The hon. Member for Sheffield, Hallam referred to transitional arrangements. Such arrangements are in place to ensure that those who apply immediately before the changes can be dealt with under the old rules even if the decision is made after 3 April. There are also transitional arrangements for those who apply for settlement immediately after 3 April having only completed four years in the UK. Those applicants will have the opportunity to vary their application from a settlement application to a one-year leave-to-remain application without losing their original application fee.
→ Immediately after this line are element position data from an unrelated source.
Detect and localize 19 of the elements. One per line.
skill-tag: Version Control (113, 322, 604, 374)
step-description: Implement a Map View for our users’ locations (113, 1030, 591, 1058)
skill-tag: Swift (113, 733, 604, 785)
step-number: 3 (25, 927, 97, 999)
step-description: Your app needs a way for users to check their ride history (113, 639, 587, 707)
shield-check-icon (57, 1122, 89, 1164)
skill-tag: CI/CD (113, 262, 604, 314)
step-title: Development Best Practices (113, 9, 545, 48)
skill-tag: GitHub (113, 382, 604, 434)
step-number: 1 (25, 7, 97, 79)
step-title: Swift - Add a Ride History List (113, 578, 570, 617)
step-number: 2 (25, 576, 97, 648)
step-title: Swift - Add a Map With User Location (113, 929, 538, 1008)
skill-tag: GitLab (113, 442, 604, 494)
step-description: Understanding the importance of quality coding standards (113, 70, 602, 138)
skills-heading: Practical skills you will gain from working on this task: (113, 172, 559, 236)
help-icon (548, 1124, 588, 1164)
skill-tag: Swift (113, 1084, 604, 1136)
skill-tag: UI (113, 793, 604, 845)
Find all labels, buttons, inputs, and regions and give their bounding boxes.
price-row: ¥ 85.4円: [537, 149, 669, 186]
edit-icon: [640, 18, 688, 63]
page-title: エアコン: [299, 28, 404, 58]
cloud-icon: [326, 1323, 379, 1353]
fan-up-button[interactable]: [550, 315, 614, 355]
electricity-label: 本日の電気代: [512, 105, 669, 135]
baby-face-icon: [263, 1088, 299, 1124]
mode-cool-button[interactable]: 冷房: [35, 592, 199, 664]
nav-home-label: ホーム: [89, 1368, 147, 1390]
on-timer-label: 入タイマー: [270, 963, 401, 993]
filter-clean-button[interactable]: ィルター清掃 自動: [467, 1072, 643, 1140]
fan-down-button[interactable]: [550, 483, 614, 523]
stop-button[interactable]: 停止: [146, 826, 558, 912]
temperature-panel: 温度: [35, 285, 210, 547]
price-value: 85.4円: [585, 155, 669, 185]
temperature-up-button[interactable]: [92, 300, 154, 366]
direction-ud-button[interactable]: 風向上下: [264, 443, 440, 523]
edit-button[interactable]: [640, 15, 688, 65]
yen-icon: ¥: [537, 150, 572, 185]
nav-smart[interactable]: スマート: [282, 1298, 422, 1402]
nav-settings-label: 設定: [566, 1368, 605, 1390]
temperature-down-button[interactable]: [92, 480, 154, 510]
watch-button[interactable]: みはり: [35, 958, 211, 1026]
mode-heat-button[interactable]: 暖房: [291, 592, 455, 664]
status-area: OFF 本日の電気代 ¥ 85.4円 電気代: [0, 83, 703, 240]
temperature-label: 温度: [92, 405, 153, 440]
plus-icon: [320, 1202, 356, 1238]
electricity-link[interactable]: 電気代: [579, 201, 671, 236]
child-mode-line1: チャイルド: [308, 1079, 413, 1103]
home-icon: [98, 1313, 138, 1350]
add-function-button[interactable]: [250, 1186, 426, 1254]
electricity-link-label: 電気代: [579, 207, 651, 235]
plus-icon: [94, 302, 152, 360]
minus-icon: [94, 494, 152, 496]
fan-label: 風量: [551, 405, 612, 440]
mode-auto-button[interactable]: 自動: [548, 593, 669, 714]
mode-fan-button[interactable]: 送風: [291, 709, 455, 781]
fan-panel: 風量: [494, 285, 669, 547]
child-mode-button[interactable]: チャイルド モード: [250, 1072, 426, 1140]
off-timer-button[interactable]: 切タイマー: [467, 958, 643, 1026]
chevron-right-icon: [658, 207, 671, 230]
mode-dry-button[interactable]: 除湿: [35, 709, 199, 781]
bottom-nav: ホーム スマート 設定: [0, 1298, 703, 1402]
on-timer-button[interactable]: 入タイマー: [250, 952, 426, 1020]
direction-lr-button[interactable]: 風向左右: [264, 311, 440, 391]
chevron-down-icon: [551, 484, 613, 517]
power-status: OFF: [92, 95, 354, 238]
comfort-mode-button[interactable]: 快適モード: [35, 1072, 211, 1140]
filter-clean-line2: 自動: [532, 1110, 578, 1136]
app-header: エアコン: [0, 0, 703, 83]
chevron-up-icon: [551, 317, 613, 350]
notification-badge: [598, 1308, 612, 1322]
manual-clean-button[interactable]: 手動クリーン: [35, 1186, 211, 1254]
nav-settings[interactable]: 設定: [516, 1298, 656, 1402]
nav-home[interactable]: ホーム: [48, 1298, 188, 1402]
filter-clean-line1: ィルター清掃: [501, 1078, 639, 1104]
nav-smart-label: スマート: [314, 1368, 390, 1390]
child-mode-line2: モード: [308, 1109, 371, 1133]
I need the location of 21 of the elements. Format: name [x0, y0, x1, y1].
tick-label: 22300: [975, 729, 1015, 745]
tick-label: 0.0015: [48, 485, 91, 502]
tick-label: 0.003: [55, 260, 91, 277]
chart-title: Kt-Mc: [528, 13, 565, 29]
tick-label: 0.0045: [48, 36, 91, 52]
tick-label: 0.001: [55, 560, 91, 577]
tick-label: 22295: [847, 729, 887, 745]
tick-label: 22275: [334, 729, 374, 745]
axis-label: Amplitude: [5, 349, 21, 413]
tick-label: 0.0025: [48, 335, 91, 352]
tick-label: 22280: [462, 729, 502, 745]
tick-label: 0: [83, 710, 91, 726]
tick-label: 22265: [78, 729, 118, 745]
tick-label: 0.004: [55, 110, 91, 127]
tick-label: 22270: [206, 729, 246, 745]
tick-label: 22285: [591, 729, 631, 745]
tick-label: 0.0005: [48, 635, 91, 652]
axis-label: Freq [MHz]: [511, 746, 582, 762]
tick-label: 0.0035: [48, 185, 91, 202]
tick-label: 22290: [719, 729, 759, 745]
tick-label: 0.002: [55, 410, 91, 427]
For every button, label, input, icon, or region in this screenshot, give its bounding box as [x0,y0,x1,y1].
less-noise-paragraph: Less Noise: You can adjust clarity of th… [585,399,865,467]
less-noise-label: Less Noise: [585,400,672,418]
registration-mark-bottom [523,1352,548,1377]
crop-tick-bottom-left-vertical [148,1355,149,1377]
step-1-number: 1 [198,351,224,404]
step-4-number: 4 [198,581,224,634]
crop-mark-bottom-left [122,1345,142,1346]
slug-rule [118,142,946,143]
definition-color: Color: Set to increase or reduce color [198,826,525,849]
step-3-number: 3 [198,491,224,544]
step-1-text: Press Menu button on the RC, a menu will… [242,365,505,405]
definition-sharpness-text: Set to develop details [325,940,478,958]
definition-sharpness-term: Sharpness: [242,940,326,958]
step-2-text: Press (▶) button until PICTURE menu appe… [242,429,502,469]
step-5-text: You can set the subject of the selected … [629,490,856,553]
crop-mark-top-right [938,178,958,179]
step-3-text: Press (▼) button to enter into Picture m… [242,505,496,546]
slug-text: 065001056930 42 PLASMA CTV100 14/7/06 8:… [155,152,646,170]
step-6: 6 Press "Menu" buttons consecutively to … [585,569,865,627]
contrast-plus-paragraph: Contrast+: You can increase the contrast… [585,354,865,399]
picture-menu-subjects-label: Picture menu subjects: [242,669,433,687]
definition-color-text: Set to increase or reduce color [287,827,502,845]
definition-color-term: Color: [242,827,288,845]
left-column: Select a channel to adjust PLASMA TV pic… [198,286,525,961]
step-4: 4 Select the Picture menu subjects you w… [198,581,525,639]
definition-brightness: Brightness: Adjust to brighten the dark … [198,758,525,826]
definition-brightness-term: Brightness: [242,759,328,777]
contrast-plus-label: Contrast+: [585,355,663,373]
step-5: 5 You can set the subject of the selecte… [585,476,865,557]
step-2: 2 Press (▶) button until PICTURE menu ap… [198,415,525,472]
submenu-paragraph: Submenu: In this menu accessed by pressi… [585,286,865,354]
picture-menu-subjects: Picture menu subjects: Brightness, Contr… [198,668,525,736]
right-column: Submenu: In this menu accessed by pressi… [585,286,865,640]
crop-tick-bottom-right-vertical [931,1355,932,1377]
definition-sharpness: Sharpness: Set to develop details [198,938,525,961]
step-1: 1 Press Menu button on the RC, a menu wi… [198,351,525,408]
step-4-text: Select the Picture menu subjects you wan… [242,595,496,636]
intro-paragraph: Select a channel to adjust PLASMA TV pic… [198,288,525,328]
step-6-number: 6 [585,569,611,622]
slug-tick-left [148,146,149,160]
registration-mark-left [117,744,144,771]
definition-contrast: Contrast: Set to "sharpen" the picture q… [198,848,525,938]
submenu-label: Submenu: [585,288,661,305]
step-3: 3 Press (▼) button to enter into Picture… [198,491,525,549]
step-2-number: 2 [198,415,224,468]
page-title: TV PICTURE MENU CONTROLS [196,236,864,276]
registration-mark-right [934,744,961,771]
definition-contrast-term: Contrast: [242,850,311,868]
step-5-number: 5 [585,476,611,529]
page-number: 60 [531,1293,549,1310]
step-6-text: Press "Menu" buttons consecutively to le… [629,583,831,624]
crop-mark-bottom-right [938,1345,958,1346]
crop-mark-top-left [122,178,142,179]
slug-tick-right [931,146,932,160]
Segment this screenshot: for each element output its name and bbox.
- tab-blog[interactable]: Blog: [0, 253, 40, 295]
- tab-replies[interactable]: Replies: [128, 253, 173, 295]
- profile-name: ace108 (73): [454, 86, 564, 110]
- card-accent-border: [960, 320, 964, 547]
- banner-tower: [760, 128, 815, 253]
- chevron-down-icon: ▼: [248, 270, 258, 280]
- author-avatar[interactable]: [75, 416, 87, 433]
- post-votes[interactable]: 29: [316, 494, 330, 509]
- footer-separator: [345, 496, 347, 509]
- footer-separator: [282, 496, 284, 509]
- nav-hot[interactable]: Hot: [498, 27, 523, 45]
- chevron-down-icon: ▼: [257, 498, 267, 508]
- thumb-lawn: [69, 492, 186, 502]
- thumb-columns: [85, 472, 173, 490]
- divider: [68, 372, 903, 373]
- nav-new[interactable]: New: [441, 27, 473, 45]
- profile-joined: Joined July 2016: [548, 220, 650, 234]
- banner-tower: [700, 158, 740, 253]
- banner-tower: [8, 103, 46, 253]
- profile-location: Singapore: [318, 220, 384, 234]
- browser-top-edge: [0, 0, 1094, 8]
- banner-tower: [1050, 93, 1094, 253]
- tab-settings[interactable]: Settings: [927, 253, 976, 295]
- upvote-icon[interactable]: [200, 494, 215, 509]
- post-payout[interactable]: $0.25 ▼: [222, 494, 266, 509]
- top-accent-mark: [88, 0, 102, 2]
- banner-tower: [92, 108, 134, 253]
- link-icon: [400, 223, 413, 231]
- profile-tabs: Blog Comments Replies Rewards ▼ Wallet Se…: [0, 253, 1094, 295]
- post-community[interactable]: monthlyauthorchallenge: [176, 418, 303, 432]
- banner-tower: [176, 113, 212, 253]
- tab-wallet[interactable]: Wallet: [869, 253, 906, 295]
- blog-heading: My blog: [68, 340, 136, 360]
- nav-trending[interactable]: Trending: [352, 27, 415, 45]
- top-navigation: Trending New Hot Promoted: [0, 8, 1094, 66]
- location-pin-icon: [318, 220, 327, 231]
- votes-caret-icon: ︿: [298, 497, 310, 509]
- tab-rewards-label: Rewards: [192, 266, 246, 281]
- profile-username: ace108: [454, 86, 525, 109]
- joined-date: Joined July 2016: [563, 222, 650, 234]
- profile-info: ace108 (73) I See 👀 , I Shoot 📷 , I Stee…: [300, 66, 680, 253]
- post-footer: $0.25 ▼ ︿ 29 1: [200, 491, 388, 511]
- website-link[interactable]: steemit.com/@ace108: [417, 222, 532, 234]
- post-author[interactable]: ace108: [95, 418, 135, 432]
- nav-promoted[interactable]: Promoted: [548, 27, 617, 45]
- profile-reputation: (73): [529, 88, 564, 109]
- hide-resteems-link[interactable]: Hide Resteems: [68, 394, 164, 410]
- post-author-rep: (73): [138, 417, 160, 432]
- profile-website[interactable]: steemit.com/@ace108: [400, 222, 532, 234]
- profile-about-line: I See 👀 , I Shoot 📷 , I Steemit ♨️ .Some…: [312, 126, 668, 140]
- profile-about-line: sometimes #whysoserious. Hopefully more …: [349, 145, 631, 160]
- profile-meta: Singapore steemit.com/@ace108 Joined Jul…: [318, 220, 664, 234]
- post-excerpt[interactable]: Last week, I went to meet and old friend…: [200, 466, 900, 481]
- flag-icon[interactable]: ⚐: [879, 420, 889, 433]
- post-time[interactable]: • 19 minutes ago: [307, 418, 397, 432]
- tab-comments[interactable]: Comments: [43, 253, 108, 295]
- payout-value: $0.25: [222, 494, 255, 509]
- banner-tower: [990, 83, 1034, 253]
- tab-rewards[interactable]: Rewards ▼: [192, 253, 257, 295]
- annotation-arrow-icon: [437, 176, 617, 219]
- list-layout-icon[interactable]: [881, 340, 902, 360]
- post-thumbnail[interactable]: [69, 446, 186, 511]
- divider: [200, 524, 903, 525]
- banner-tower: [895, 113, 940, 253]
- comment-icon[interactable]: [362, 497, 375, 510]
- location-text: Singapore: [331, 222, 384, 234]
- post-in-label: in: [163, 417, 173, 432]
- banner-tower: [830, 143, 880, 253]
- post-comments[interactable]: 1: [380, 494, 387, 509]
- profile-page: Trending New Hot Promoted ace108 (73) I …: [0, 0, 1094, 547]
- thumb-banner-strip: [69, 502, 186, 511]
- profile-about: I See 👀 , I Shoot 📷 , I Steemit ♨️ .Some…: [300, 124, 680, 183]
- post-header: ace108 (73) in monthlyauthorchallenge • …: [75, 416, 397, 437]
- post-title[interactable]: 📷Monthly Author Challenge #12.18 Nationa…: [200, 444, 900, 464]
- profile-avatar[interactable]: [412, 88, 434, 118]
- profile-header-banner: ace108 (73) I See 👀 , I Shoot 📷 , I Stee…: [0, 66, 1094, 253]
I hope that my remarks help to put the proposed changes in context. They should not be seen in isolation from a broader set of reforms that is intended to introduce a system of managed migration that helps this country take advantage of the changes in the world beyond our shores.
10.53 am
Mr. Clegg: Let me assuage the concerns of the hon. Member for Ashford (Damien Green), who claimed that he only agreed with 50 per cent. of what I said, by saying that I agree with 100 per cent. of what he said. We all agree that there are—[Interruption.]
The Chairman: Order.
Mr. Clegg: I am keen to maintain a united intellectual front against the measure on the Opposition Benches. We agree that the measure was introduced with insufficient warning and consultation and inadequate transitional arrangements, and, most important, that it is being applied retrospectively to communities for whom it is proving extremely disruptive. Where the discrepancy lies is that I am so reasonable in expressing my objections that the hon. Gentleman somehow gleaned the impression that I undervalued the affront that the measure represents to the communities it affects. I do not. I reiterate that an extension of the qualifying period from four years to five is not in theory or principle the controversy at stake. What is controversial is that the measure is being applied in a manner that is causing unnecessary and unfair disruption to large numbers of people—up to 200,000—who reasonably assumed that the rules would not be changed in such a cavalier and capricious manner.
I repeat my plea. In the absence of real transitional arrangements that soften the savage blow that such a sudden change of rules represents, it is extremely difficult for the Opposition to support this measure. The most simple and logical way of proceeding would be to ensure that the measure was not applied retrospectively, by introducing a grandfather clause to the effect that the measure applies only to those who apply for indefinite leave to remain after it takes legal effect. There is no rational or legal or political reason why the changes need to be applied retrospectively. That simple generous measure would make the change more workable and far more acceptable to the tens of thousands of people who will now otherwise be detrimentally affected by it.
Question put:—
The Committee divided: Ayes 9, Noes 6.
Division No. 1]
AYES
Byrne, Mr. Liam
Cawsey, Mr. Ian
Grogan, Mr. John
Hodgson, Mrs. Sharon
Lepper, David
Morden, Jessica
Riordan, Mrs. Linda
Smith, Ms Angela C. (Sheffield, Hillsborough)
Trickett, Jon
NOES
Benyon, Mr. Richard
Clegg, Mr. Nick
Fabricant, Michael
Green, Damian
Horwood, Martin
Streeter, Mr. Gary
Question accordingly agreed to.
Resolved,
That the Committee has considered the Statement of Changes in Immigration Rules (HC 1016).
Committee rose at two minutes to Eleven o’clock.